Faith-Based Preparedness
….or, you go into a national catastrophe with the FEMA you have.
This is something one might expect to see in places like Lagos, Kinshasa, Mogadishu, Monrovia or Harare. And as tragic as it would be for people in those third-world cities, the failure of leadership would be expected. Governments there—to the extent they exist at all—don’t pretend to make promises they cannot keep, and their citizens know this from long and painful experience. That’s not the case here. What has happened in New Orleans and the surrounding areas is a betrayal.
In early 2001, FEMA warned about the top three most likely disasters to hit the United States: a terrorist attack on New York City, a hurricane hitting New Orleans, and an earthquake in San Francisco. The funding for FEMA and the New Orleans district of the Army Corps of Engineers was accordingly cut (HT to Josh Marshall here), a fate that befalls so many in and around the Bush administration who make nuisances of themselves by warning prophetically about something that eventually comes to pass. Two of those three disasters are now part of our recent history. And after both, we have endured the “no one could have predicted this” mendacity that in itself is predictable. If the last one happens, will we hear the same excuse?

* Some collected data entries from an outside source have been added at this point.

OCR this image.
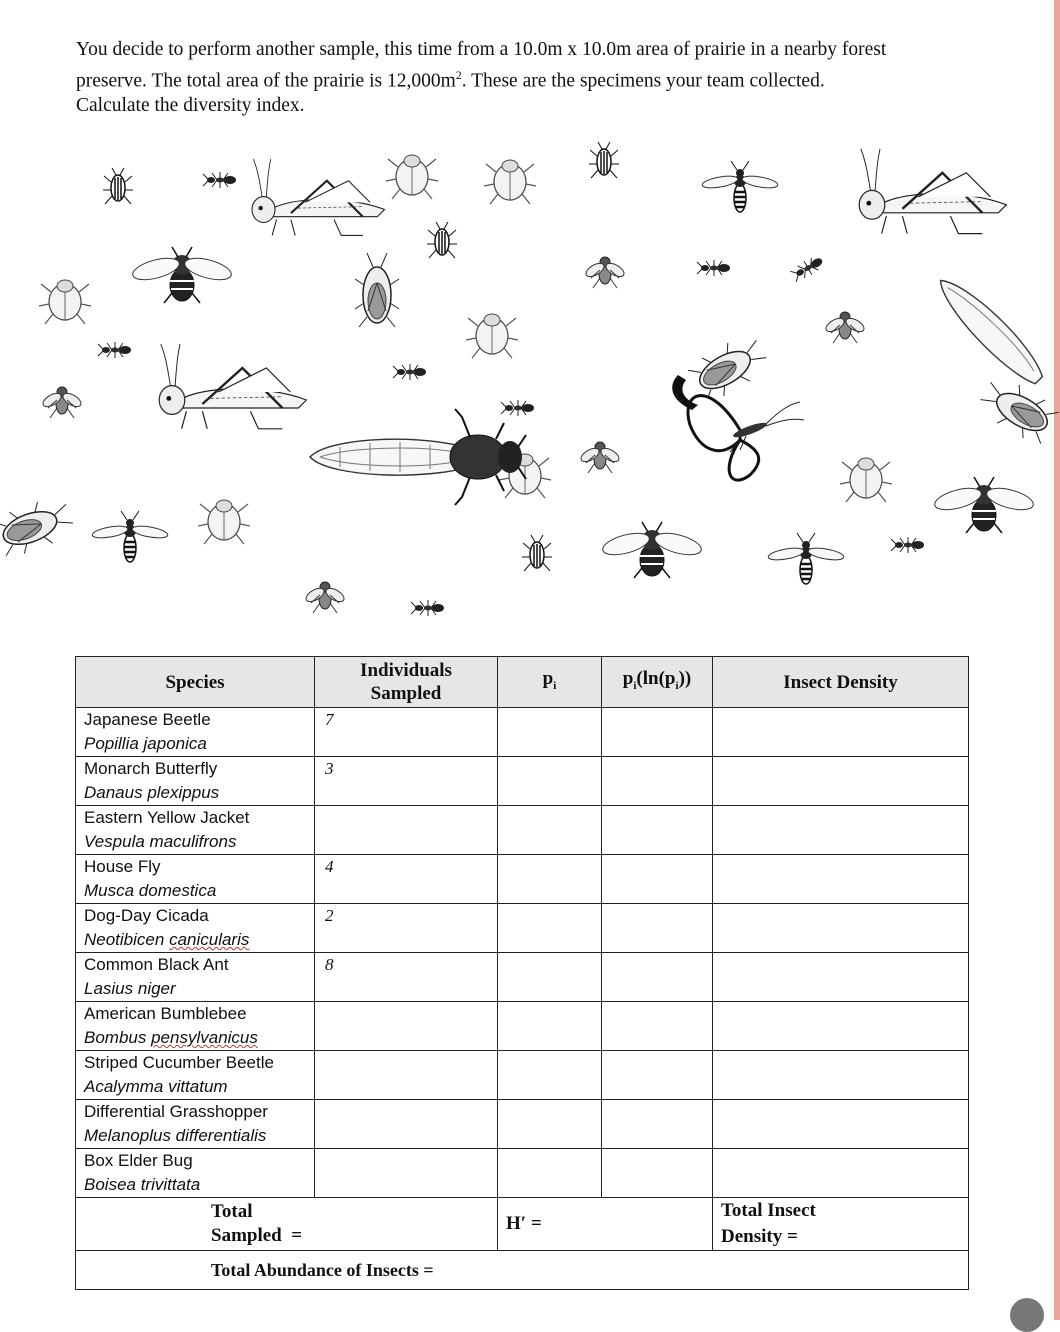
You decide to perform another sample, this time from a 10.0m x 10.0m area of prairie in a nearby forest

preserve. The total area of the prairie is $12,000m^2$. These are the specimens your team collected.

Calculate the diversity index.

Species	Individuals
Sampled	$p_i$	$p_i(\ln(p_i))$	Insect Density
Japanese Beetle
Popillia japonica	7			
Monarch Butterfly
Danaus plexippus	3			
Eastern Yellow Jacket
Vespula maculifrons				

House Fly
Musca domestica	4			
Dog-Day Cicada
Neotibicen canicularis	2			
Common Black Ant
Lasius niger	8			
American Bumblebee
Bombus pensylvanicus				

Striped Cucumber Beetle
Acalymma vittatum				

Differential Grasshopper
Melanoplus differentialis				

Box Elder Bug
Boisea trivittata				

Total
Sampled =		H′ =		Total Insect
Density =
Total Abundance of Insects =				
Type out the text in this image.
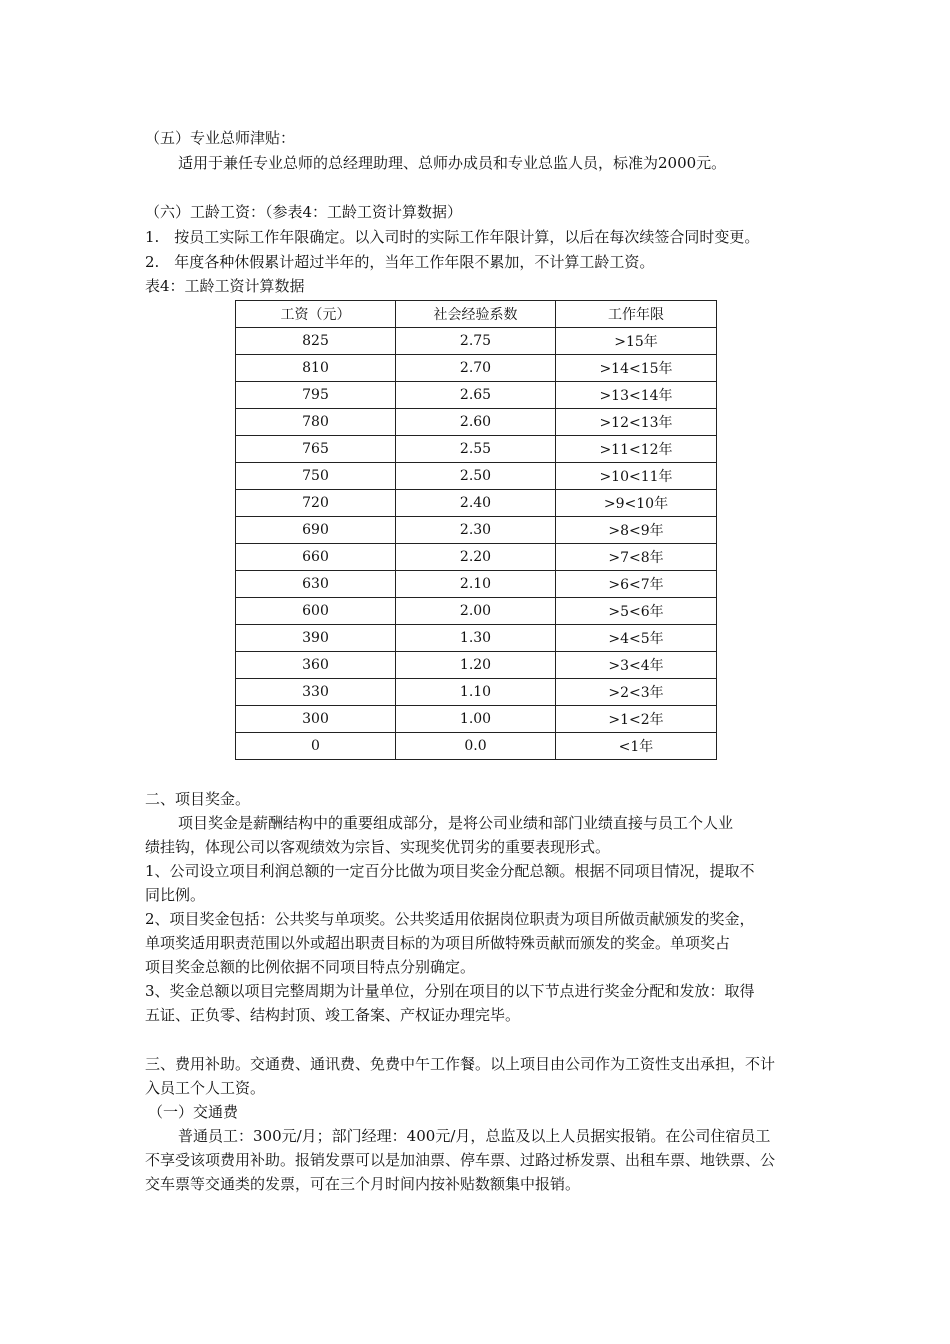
（五）专业总师津贴：
适用于兼任专业总师的总经理助理、总师办成员和专业总监人员，标准为2000元。
（六）工龄工资：（参表4：工龄工资计算数据）
1.　按员工实际工作年限确定。以入司时的实际工作年限计算，以后在每次续签合同时变更。
2.　年度各种休假累计超过半年的，当年工作年限不累加，不计算工龄工资。
表4：工龄工资计算数据
工资（元）	社会经验系数	工作年限
825	2.75	>15年
810	2.70	>14<15年
795	2.65	>13<14年
780	2.60	>12<13年
765	2.55	>11<12年
750	2.50	>10<11年
720	2.40	>9<10年
690	2.30	>8<9年
660	2.20	>7<8年
630	2.10	>6<7年
600	2.00	>5<6年
390	1.30	>4<5年
360	1.20	>3<4年
330	1.10	>2<3年
300	1.00	>1<2年
0	0.0	<1年
二、项目奖金。
项目奖金是薪酬结构中的重要组成部分，是将公司业绩和部门业绩直接与员工个人业
绩挂钩，体现公司以客观绩效为宗旨、实现奖优罚劣的重要表现形式。
1、公司设立项目利润总额的一定百分比做为项目奖金分配总额。根据不同项目情况，提取不
同比例。
2、项目奖金包括：公共奖与单项奖。公共奖适用依据岗位职责为项目所做贡献颁发的奖金，
单项奖适用职责范围以外或超出职责目标的为项目所做特殊贡献而颁发的奖金。单项奖占
项目奖金总额的比例依据不同项目特点分别确定。
3、奖金总额以项目完整周期为计量单位，分别在项目的以下节点进行奖金分配和发放：取得
五证、正负零、结构封顶、竣工备案、产权证办理完毕。
三、费用补助。交通费、通讯费、免费中午工作餐。以上项目由公司作为工资性支出承担，不计
入员工个人工资。
（一）交通费
普通员工：300元/月；部门经理：400元/月，总监及以上人员据实报销。在公司住宿员工
不享受该项费用补助。报销发票可以是加油票、停车票、过路过桥发票、出租车票、地铁票、公
交车票等交通类的发票，可在三个月时间内按补贴数额集中报销。
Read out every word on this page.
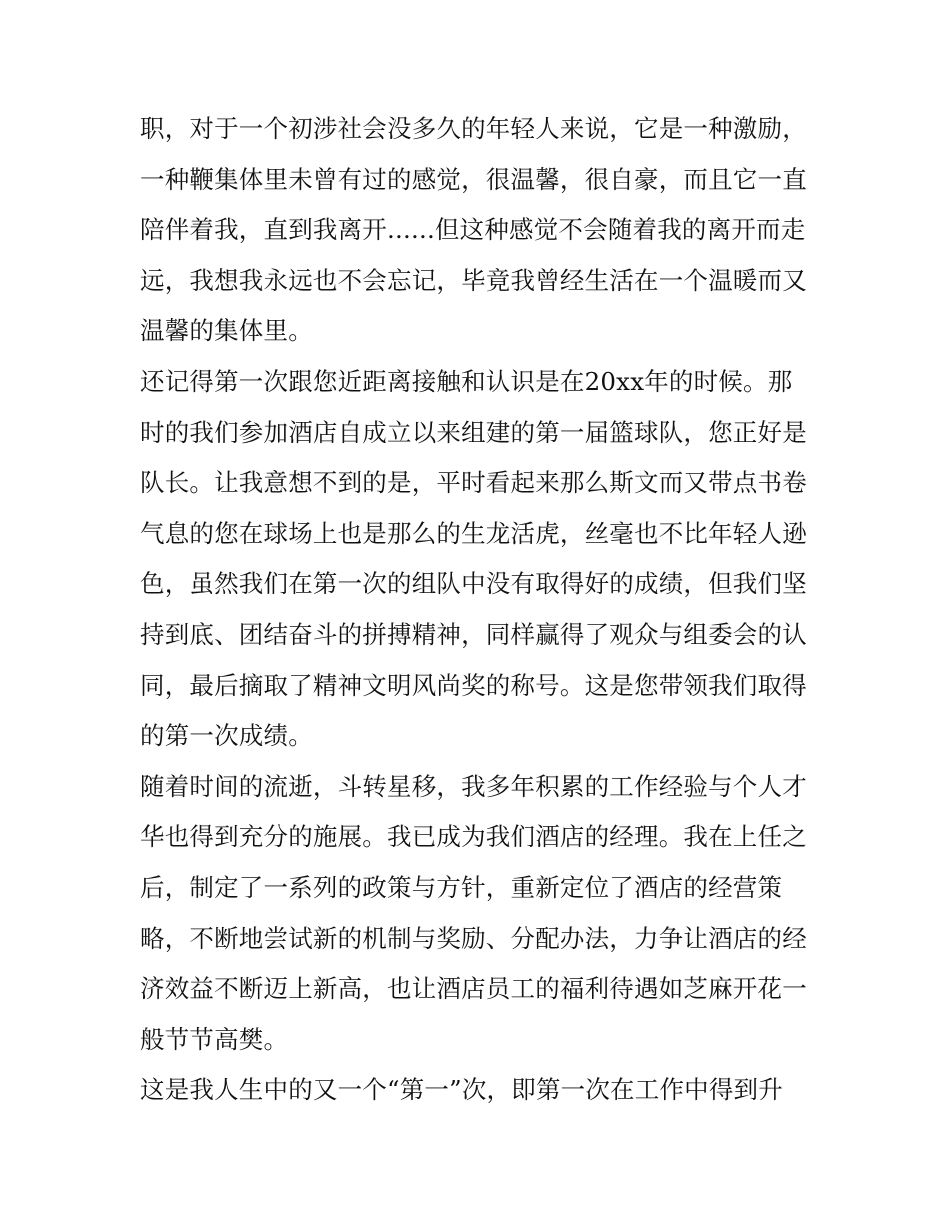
职，对于一个初涉社会没多久的年轻人来说，它是一种激励，
一种鞭集体里未曾有过的感觉，很温馨，很自豪，而且它一直
陪伴着我，直到我离开......但这种感觉不会随着我的离开而走
远，我想我永远也不会忘记，毕竟我曾经生活在一个温暖而又
温馨的集体里。
还记得第一次跟您近距离接触和认识是在20xx年的时候。那
时的我们参加酒店自成立以来组建的第一届篮球队，您正好是
队长。让我意想不到的是，平时看起来那么斯文而又带点书卷
气息的您在球场上也是那么的生龙活虎，丝毫也不比年轻人逊
色，虽然我们在第一次的组队中没有取得好的成绩，但我们坚
持到底、团结奋斗的拼搏精神，同样赢得了观众与组委会的认
同，最后摘取了精神文明风尚奖的称号。这是您带领我们取得
的第一次成绩。
随着时间的流逝，斗转星移，我多年积累的工作经验与个人才
华也得到充分的施展。我已成为我们酒店的经理。我在上任之
后，制定了一系列的政策与方针，重新定位了酒店的经营策
略，不断地尝试新的机制与奖励、分配办法，力争让酒店的经
济效益不断迈上新高，也让酒店员工的福利待遇如芝麻开花一
般节节高樊。
这是我人生中的又一个“第一”次，即第一次在工作中得到升
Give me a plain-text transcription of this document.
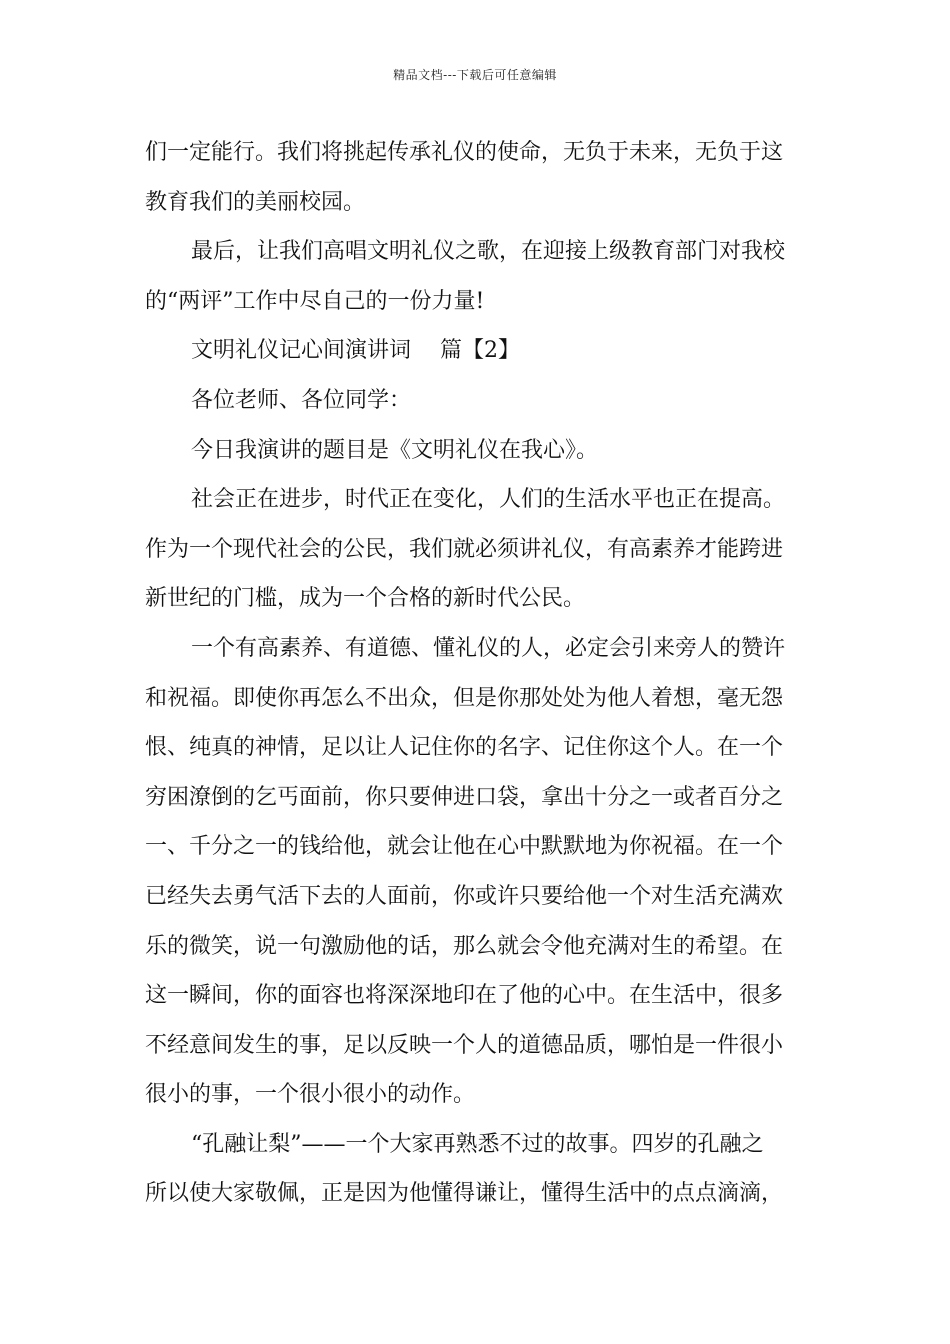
精品文档---下载后可任意编辑
们一定能行。我们将挑起传承礼仪的使命，无负于未来，无负于这
教育我们的美丽校园。
最后，让我们高唱文明礼仪之歌，在迎接上级教育部门对我校
的“两评”工作中尽自己的一份力量!
文明礼仪记心间演讲词　 篇【2】
各位老师、各位同学：
今日我演讲的题目是《文明礼仪在我心》。
社会正在进步，时代正在变化，人们的生活水平也正在提高。
作为一个现代社会的公民，我们就必须讲礼仪，有高素养才能跨进
新世纪的门槛，成为一个合格的新时代公民。
一个有高素养、有道德、懂礼仪的人，必定会引来旁人的赞许
和祝福。即使你再怎么不出众，但是你那处处为他人着想，毫无怨
恨、纯真的神情，足以让人记住你的名字、记住你这个人。在一个
穷困潦倒的乞丐面前，你只要伸进口袋，拿出十分之一或者百分之
一、千分之一的钱给他，就会让他在心中默默地为你祝福。在一个
已经失去勇气活下去的人面前，你或许只要给他一个对生活充满欢
乐的微笑，说一句激励他的话，那么就会令他充满对生的希望。在
这一瞬间，你的面容也将深深地印在了他的心中。在生活中，很多
不经意间发生的事，足以反映一个人的道德品质，哪怕是一件很小
很小的事，一个很小很小的动作。
“孔融让梨”——一个大家再熟悉不过的故事。四岁的孔融之
所以使大家敬佩，正是因为他懂得谦让，懂得生活中的点点滴滴，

Holding the administration and the government to account for this is not opportunistic political rhetoric. What has happened should deeply concern us all. How is it that four full years after 9/11—a period of time during which our overarching national priority should have been to upgrade and prepare for a domestic disaster on this scale—we are utterly hapless and helpless when one occurs?
I’ve said before that in this administration, carelessness and negligence wear the mask of faith. At what point does faith yield to reality? Will there ever be a moment of accountability? Or, as the president no doubt continues to tell himself, is that what the last election was all about?
“In this administration, carelessness and negligence wear the mask of faith.” Utterly brilliant. Thank my non-existent supreme deity that there are still some conservatives out there who believe in accountability.